Petrônio sugere que esses durões criaram e mantiveram o enorme Império Romano. Eles são caricaturados como “caipirões”, ao mesmo tempo em que são admirados como pessoas simples e fortes, sem as pretensões e a decadência dos personagens urbanos do romance.

Petrônio é um satirista habilidoso o bastante para pintar uma imagem em branco e preto dos velhos e bons romanos tradicionais em comparação com seus sucessores urbanos corruptos. O argumento dele é mais sutil.

A globalização enriqueceu e uniu os não-romanos, que formaram uma cultura mundial. Foi um feito admirável. Mas tal homogeneização também atenuou os costumes, tradições e valores que geraram o incrível sucesso romano.

O multiculturalismo, urbanismo e cosmopolitismo de “Satiricon” refletiam uma confusão empolgante de línguas, hábitos e estilos de vida em Roma, inspirados na Europa meridional e ocidental, Ásia e África.

Mas o novo império também diluiu um ruralismo nobre e único em Roma. Ele erodiu o nacionalismo e o patriotismo. A riqueza, tamanho e falta de coesão do Império acabou por desprezar a união romana e também o casamento tradicional, a criação dos filhos e a autonomia dos cidadãos.

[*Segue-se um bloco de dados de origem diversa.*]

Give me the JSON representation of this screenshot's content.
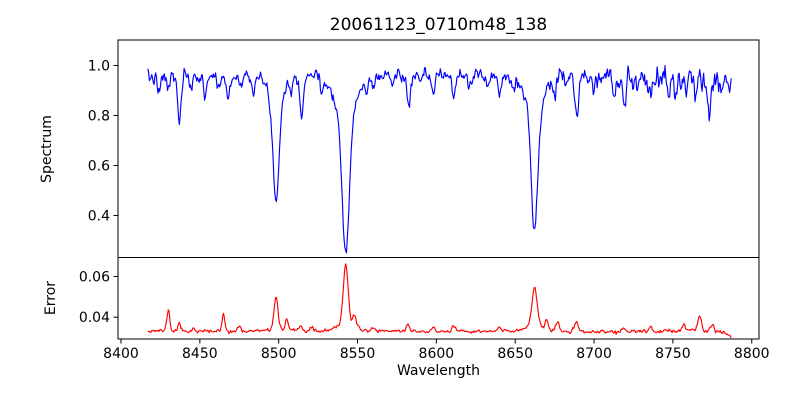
{
  "chart_data": {
    "type": "line",
    "title": "20061123_0710m48_138",
    "xlabel": "Wavelength",
    "background": "#ffffff",
    "axis_color": "#000000",
    "x_start": 8417,
    "x_end": 8787,
    "x_step": 0.5,
    "xlim": [
      8398.1,
      8804.6
    ],
    "xticks": [
      8400,
      8450,
      8500,
      8550,
      8600,
      8650,
      8700,
      8750,
      8800
    ],
    "xticklabels": [
      "8400",
      "8450",
      "8500",
      "8550",
      "8600",
      "8650",
      "8700",
      "8750",
      "8800"
    ],
    "legend": "none",
    "grid": false,
    "panels": [
      {
        "name": "spectrum",
        "ylabel": "Spectrum",
        "color": "#0000ff",
        "ylim": [
          0.232,
          1.102
        ],
        "yticks": [
          0.4,
          0.6,
          0.8,
          1.0
        ],
        "yticklabels": [
          "0.4",
          "0.6",
          "0.8",
          "1.0"
        ],
        "clip_max": 1.045,
        "seed": 7,
        "continuum": [
          [
            8417,
            0.952
          ],
          [
            8440,
            0.957
          ],
          [
            8470,
            0.957
          ],
          [
            8500,
            0.963
          ],
          [
            8530,
            0.965
          ],
          [
            8560,
            0.962
          ],
          [
            8600,
            0.96
          ],
          [
            8640,
            0.959
          ],
          [
            8670,
            0.963
          ],
          [
            8690,
            0.962
          ],
          [
            8705,
            0.952
          ],
          [
            8725,
            0.945
          ],
          [
            8750,
            0.945
          ],
          [
            8770,
            0.942
          ],
          [
            8787,
            0.948
          ]
        ],
        "noise_sigma": [
          [
            8417,
            0.017
          ],
          [
            8460,
            0.014
          ],
          [
            8520,
            0.013
          ],
          [
            8580,
            0.013
          ],
          [
            8640,
            0.014
          ],
          [
            8690,
            0.018
          ],
          [
            8720,
            0.026
          ],
          [
            8760,
            0.028
          ],
          [
            8787,
            0.026
          ]
        ],
        "absorption_lines": [
          [
            8424,
            0.07,
            1.0
          ],
          [
            8430,
            0.05,
            0.8
          ],
          [
            8437,
            0.18,
            1.1
          ],
          [
            8444,
            0.06,
            0.9
          ],
          [
            8453,
            0.08,
            1.0
          ],
          [
            8462,
            0.05,
            0.9
          ],
          [
            8468,
            0.09,
            1.1
          ],
          [
            8476,
            0.04,
            0.9
          ],
          [
            8484,
            0.05,
            0.9
          ],
          [
            8498.3,
            0.4,
            1.8
          ],
          [
            8498.3,
            0.11,
            5.0
          ],
          [
            8508,
            0.05,
            0.9
          ],
          [
            8514.6,
            0.15,
            1.2
          ],
          [
            8527,
            0.06,
            0.9
          ],
          [
            8542.5,
            0.54,
            2.3
          ],
          [
            8542.5,
            0.16,
            7.0
          ],
          [
            8556,
            0.04,
            0.9
          ],
          [
            8560,
            0.05,
            0.9
          ],
          [
            8572,
            0.04,
            0.9
          ],
          [
            8582.5,
            0.12,
            1.2
          ],
          [
            8590,
            0.04,
            0.9
          ],
          [
            8598,
            0.07,
            1.0
          ],
          [
            8611,
            0.08,
            1.0
          ],
          [
            8621,
            0.05,
            0.9
          ],
          [
            8632,
            0.04,
            0.9
          ],
          [
            8640,
            0.07,
            1.1
          ],
          [
            8649,
            0.04,
            0.9
          ],
          [
            8662.3,
            0.5,
            2.0
          ],
          [
            8662.3,
            0.13,
            6.0
          ],
          [
            8675,
            0.08,
            1.0
          ],
          [
            8682,
            0.04,
            0.9
          ],
          [
            8689,
            0.17,
            1.2
          ],
          [
            8699,
            0.05,
            0.9
          ],
          [
            8713,
            0.06,
            1.0
          ],
          [
            8719,
            0.09,
            1.1
          ],
          [
            8727,
            0.05,
            0.9
          ],
          [
            8736,
            0.07,
            1.0
          ],
          [
            8747,
            0.05,
            0.9
          ],
          [
            8752,
            0.05,
            0.9
          ],
          [
            8758,
            0.07,
            1.0
          ],
          [
            8764,
            0.06,
            0.9
          ],
          [
            8773,
            0.08,
            1.0
          ],
          [
            8780,
            0.05,
            0.9
          ]
        ]
      },
      {
        "name": "error",
        "ylabel": "Error",
        "color": "#ff0000",
        "ylim": [
          0.0293,
          0.0693
        ],
        "yticks": [
          0.04,
          0.06
        ],
        "yticklabels": [
          "0.04",
          "0.06"
        ],
        "clip_max": 0.068,
        "seed": 11,
        "baseline": [
          [
            8417,
            0.0335
          ],
          [
            8445,
            0.033
          ],
          [
            8475,
            0.0332
          ],
          [
            8500,
            0.0334
          ],
          [
            8530,
            0.0331
          ],
          [
            8565,
            0.0334
          ],
          [
            8590,
            0.033
          ],
          [
            8620,
            0.0329
          ],
          [
            8650,
            0.0332
          ],
          [
            8680,
            0.0331
          ],
          [
            8700,
            0.0328
          ],
          [
            8730,
            0.0329
          ],
          [
            8750,
            0.033
          ],
          [
            8762,
            0.0336
          ],
          [
            8772,
            0.033
          ],
          [
            8780,
            0.0328
          ],
          [
            8787,
            0.031
          ]
        ],
        "noise_sigma": [
          [
            8417,
            0.0005
          ],
          [
            8600,
            0.0004
          ],
          [
            8700,
            0.0005
          ],
          [
            8787,
            0.0006
          ]
        ],
        "emission_peaks": [
          [
            8430,
            0.0105,
            0.9
          ],
          [
            8437,
            0.004,
            0.9
          ],
          [
            8446,
            0.002,
            0.8
          ],
          [
            8465,
            0.008,
            0.9
          ],
          [
            8475,
            0.002,
            0.8
          ],
          [
            8498.3,
            0.0165,
            1.3
          ],
          [
            8505,
            0.0055,
            0.9
          ],
          [
            8514,
            0.003,
            0.9
          ],
          [
            8521,
            0.002,
            0.9
          ],
          [
            8542.5,
            0.029,
            1.5
          ],
          [
            8542.5,
            0.004,
            5.0
          ],
          [
            8548,
            0.006,
            1.0
          ],
          [
            8560,
            0.0015,
            0.9
          ],
          [
            8582,
            0.0035,
            1.0
          ],
          [
            8598,
            0.002,
            0.9
          ],
          [
            8611,
            0.003,
            1.0
          ],
          [
            8640,
            0.002,
            0.9
          ],
          [
            8662.3,
            0.018,
            1.6
          ],
          [
            8662.3,
            0.0035,
            5.0
          ],
          [
            8670,
            0.004,
            1.0
          ],
          [
            8677,
            0.004,
            1.0
          ],
          [
            8689,
            0.0045,
            1.0
          ],
          [
            8719,
            0.002,
            1.0
          ],
          [
            8736,
            0.0025,
            1.0
          ],
          [
            8757,
            0.003,
            1.0
          ],
          [
            8767,
            0.0075,
            1.0
          ],
          [
            8775,
            0.004,
            1.1
          ]
        ]
      }
    ]
  }
}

A educação também era vista como algo ambíguo. No romance, a leitura garante a erudição e a sofisticação e ajuda a ciência a suplantar a superstição. Mas às vezes a educação é ambígua. Os estudantes se transformaram em aproveitadores pretenciosos e preguiçosos. Os professores não passam de gente pedante. Escritores são ordinários e entediantes. Os analistas da elite parecem uns tagarelas sem sentido.

Petrônio parece querer dizer que, fosse qual fosse a Roma de seu tempo, ela provavelmente não poderia se sustentar – mas ao menos seria esplêndido em seu declínio.

Petrônio também argumenta que o progresso material rápido demais dá origem a um retrocesso moral. Seu alerta final talvez seja especialmente complicado para a geração atual de europeus ocidentais e norte-americanos. Apesar de nos vangloriarmos da globalização e da riqueza material e cultural do Ocidental, estamos perdendo nossa alma ao longo deste processo. Casar-se, formar famílias, criar raízes num lugar, trabalhar com as mãos e adiar a gratificação talvez pareça algo entediante e fora de moda. Mas quase dois mil anos mais tarde tudo isso é o que ainda mantém a Civilização viva.